春べを手折れば

始まりの合図は落とされた

『緊急時の通信室と開発フロアの避難経路は頭にいれておけよ吉川。おそらく誘導を任せることになる』
「了解。開発は開発室からあの箱に直接行けるとして……研究室はどうするんだっけ」
『だから箱と言うな箱と!一度廊下に出てから開発室のシェルター行きか、次の避難シェルターになるな』
「次って言うと通信室の方だね。距離で言ったら開発の方が近いから当然そっちを優先させますよ」

開発関連の部屋が多いから開発フロアと呼んでいるけれど、開発関係の部屋が続いた最後に通信室がある。ロの字型になっているから近いようで案外遠いんだよな。私と悠一がついつい箱と呼んでしまう避難用シェルターは通信室と開発室寄りにそれぞれひとつある。どちらもエレベーターで医療班が他の階から直接行けるようにしてあるから、緊急時にはそのシェルターを目指すことになっていた。

『あくまで緊急時だからな。そんな事態にならないとは思うが』
「そうですね。今のところ心配なのは外壁だけだから……」
『この前の一件に合わせて強化したわい!』
「わーかってますよ!大丈夫ですって!」

穴が開いたのは脆かったわけじゃなくて雨取ちゃんのトリオンがすごかっただけなのだけど、鬼怒田さんはだいぶショックが消えないみたい。通信モニタの端でフラグの立ったアイコンがピコピコ姿を主張している。ああ、もうそんな時間か。

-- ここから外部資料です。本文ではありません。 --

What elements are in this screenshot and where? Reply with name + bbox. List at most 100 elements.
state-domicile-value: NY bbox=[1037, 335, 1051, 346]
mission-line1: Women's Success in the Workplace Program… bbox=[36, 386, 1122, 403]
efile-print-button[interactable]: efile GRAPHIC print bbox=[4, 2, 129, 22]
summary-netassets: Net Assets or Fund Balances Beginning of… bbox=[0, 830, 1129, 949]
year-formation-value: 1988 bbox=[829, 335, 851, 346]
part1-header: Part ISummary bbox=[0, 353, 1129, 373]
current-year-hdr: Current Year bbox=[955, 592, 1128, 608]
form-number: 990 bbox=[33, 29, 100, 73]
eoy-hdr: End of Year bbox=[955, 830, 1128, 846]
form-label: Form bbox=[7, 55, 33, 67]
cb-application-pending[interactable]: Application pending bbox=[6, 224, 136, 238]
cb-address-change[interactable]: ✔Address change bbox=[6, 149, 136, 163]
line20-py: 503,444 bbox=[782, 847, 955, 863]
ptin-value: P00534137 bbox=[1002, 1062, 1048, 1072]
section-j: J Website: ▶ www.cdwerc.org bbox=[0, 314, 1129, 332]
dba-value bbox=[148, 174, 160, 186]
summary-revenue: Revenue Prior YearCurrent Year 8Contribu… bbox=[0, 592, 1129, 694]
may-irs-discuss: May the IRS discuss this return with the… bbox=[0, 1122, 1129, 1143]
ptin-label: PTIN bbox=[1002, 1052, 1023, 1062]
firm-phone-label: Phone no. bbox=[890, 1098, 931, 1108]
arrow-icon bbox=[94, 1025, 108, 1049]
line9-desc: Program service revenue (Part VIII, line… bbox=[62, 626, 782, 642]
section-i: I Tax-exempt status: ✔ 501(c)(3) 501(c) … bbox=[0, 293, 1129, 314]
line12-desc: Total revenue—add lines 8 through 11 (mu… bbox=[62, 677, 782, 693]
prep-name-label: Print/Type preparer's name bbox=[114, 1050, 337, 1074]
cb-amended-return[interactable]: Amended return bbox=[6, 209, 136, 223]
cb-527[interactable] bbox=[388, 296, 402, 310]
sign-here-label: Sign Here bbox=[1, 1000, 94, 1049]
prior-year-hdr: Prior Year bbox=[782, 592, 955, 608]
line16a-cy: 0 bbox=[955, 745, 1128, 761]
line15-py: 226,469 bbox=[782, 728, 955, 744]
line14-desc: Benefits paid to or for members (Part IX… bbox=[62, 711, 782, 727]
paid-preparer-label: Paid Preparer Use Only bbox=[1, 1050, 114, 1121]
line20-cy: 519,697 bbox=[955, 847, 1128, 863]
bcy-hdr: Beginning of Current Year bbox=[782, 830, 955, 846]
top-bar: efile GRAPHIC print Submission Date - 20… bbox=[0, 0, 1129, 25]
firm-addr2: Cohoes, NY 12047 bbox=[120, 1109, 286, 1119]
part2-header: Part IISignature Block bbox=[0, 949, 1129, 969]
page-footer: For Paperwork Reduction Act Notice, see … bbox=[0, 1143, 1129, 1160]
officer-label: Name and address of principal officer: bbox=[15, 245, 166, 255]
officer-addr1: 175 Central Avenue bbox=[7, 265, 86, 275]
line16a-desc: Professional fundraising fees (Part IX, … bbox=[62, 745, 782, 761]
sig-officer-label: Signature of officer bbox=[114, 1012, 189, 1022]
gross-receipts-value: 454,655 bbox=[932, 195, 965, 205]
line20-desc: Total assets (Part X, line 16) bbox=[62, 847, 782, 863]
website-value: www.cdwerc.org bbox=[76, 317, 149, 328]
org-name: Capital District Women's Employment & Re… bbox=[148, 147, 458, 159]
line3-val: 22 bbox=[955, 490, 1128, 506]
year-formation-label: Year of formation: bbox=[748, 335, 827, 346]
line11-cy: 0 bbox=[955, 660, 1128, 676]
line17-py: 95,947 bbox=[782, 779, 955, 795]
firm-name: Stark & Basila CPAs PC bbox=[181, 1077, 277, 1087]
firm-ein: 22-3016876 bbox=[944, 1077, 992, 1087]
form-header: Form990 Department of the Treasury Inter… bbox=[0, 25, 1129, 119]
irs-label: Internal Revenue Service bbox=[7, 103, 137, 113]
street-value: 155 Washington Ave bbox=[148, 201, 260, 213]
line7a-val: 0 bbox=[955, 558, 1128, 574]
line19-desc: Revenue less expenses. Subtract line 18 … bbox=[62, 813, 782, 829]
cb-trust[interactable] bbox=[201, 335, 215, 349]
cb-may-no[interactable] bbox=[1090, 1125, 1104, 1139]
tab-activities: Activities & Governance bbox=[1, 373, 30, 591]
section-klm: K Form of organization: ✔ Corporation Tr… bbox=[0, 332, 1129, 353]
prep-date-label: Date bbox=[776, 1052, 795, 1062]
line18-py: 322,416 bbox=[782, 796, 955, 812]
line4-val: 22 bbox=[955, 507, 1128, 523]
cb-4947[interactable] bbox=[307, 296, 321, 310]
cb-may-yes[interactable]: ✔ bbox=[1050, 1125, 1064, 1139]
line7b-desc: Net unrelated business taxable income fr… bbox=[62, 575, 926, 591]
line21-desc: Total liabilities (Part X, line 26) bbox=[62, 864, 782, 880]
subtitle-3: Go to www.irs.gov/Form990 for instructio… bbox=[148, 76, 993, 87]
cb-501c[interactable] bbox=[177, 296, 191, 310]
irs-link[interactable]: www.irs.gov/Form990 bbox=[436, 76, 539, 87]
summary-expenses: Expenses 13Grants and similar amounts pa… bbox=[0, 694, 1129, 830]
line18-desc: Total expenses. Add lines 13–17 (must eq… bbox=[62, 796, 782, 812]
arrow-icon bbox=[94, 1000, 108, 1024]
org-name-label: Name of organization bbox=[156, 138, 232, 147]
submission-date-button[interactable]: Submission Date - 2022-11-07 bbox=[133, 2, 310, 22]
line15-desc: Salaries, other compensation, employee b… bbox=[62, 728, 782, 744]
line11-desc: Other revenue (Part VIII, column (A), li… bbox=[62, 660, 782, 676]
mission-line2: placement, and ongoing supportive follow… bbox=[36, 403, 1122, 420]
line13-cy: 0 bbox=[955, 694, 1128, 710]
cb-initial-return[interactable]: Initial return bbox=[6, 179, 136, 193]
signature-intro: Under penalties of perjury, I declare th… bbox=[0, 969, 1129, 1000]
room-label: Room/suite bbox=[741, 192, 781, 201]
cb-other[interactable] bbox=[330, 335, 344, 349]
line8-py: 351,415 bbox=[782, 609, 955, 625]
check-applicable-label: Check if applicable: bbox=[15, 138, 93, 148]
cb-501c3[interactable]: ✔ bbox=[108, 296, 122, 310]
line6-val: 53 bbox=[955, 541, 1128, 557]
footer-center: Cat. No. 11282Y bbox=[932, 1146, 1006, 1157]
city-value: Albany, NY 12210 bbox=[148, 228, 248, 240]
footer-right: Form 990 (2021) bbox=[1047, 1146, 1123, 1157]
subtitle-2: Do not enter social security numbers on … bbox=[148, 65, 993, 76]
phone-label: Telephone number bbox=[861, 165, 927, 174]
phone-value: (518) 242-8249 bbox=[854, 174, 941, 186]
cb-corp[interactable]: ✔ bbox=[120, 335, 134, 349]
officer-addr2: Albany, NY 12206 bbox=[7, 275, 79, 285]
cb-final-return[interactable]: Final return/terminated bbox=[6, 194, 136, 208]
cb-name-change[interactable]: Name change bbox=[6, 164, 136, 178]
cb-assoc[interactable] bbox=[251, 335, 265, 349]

「そういえば、新しいマーカーの埋め込みありがとう鬼怒田さん。おかげで警戒区域外も現在視の照準合わせやすいよ」
『ふん、市内にトリオン片を埋め込む許可をもらってきた営業部長に感謝するんだな』
「はーい!落ち着いたらコーヒーでも差し入れする〜。それじゃ、オペ会議あるからまた」
『定時のバイタル報告を忘れるなよ馬鹿娘』
「一回忘れただけなの引きずりすぎだよ。気をつけまーす」

侵攻が迫ってきている。すぐそこかもしれないし、もうちょっと先かもしれない。わからないから、私が合う人は絞れるだけ絞っていて、実際のところ悠一としか直接会ってない。モニタ越しに鬼怒田さんに指示を受けつつ、今はひたすら準備をしている。これからは実戦時のオペレーションの打ち合わせ。報告する順序と拡散する手順を予め決めておかないとパニックになった時に困るからね。通話用のチャットルームに続々とログインしてくる中で玉狛の宇佐美ちゃんの横でぴょこぴょこ頭を覗かせる陽太郎が一生懸命手を振っている。モニタについているカメラに向かって手を振り返せば、満足したらしく大人しくひっこんでいった。

*

「レプリカ先生によるとあと10日くらいでキオンとアフトクラトルが完全に離れるらしい」
「10日ね。長いなあ」
「日が経つ毎に遠くなっていくわけだから、今この瞬間が一番ありえるんだよな」
「でもそんなすぐじゃないんでしょ」
「今んとこね」

私が色んなところを打ち合わせして決定したことを、タブレットを使って悠一が流し見ている。フンフン……と軽い鼻歌交じりだから悪くはなさそう。カバーを閉じてソファの前のテーブルに置いた。

「そろそろ行ってくるよ。屋上からざっと眺めてから市内に行くつもり」
「じゃあ、市内を闊歩する悠一探しでマーカーの視覚照準合わせる練習しようかな」
「お。練習するー?」
「鬼怒田さんの手伝い終わったらね」
「ん。じゃあまた」
「はーい、またね」

バイバイ、と手を振ってから悠一は屋上に向かっていった。とりあえず鬼怒田さんに頼まれた資料の作成に取り掛かることにした。急ぎじゃないけど、抱えててもいいことないもんね。ふと視た警戒区域には風間隊と嵐山隊が待機してる。敵襲は今のところなくって、警備で落ち着いてるみたいだった。ここが揃ってるのは心強いな。オペも優秀だし。なんて思いながら、作業に戻ろうとした時だった。ピリっと目の前に電撃が走った。……ように感じたのは紛れもなくゲートが開いていく光景が視えてたからだった。それも、普段の何倍もの数が次々に開いていく。

『吉川いるか!』
「はい。現状把握入ります」
『頼んだぞ!』

モニタに映した探知レーダー図には次々とゲートとトリオン兵の反応が映し出されていく。レーダーの故障じゃなく、次々と姿を現すモールモッドやバンダーの姿が視えている。

『全戦力で迎撃に当たる!!戦闘開始だ!!』

忍田さんの声が響き渡る。気付いたら息を止めてたらしい。いけない、戦いはこれからなんだから。手早く深呼吸をする。私は、私のできることをやらなくちゃ。